I couldn’t help grinning, baring my teeth back at him. “What eats ravens?”
He stilled then, turning back to me slowly with an arched eyebrow and a finally interested expression. “Why a bear, I suppose, if he could catch a bird. Or a wolf even, if he were fast enough.”
A wolf. He had said a wolf spirit had injured him so many years ago. “Wolf then,” I snapped out at him. He could force me to go wherever it was he wanted to take me, rip me from my own world, but damn it was I was going to get my own revenge.
His full lips curled slightly, his face lighting with intrigue. “Wolves take quite a time to master, my dear. Are you sure that is what you want?”
There was a savage image of his raven feathers caught between my lupine teeth and I wasn’t one I turned away from with disgust. “Absolutely,” I said with finality.
His reaction was unexpected. He pulled me tight against his chest, wrapping two strong arms around me and throwing his head back, howling delighted laughter up at the skies. “Wonderful,” he praised, black eyes dancing. “I fear my days may at least be filled with some interest.”
I tried to step back but he flexed, tightening his grip. Grinning down at me he added, “You know it will take some time before you reach this goal of yours. And I can promise, I will be as ruthless of a teacher as my own master was.”
I was angry, furious that he was taking my threat so lightly. “I don’t care,” I snarled. I could take a few years if the payoff was wiping that smug smirk off his face.
“Good, good,” he nodded. “With that kind of anger you may even we may have you trained in five to six centuries.”
I froze, breath caught, trying to gage if he was jesting. “Centuries?”
He arched one eyebrow at me, reveling in my shock. “Of course centuries. What did you think I meant, years?” The gaze he leveled down at me assured me that he knew I had assumed just that. “We had better get started then, my would be wolf pup. We have much time to spend together.”
“No,” I said weakly, trying to push him away. “I take it back.” Centuries? My mind couldn’t even begin to wrap itself around the concept. I didn’t want to be with this man five minutes more, never mind five hundred years.

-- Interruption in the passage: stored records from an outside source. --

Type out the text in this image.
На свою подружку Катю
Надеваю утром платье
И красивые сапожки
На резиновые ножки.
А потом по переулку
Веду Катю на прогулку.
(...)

“Tisk tisk, dear. Don’t you know that your word is a binding contract? We have come to an agreement; it is impossible to surrender now. I must say,” he stepped back and held both my wrists. “I am most pleased. I have never had a servant for so long.”
I tried to scream out, one last mournful cry. I had escaped death but in its place lost my life. How could the blackness of death be colder then the hell I had just willingly placed myself into?
He dragged me down into the ground, to neither heaven nor hell, neither earth nor the sky.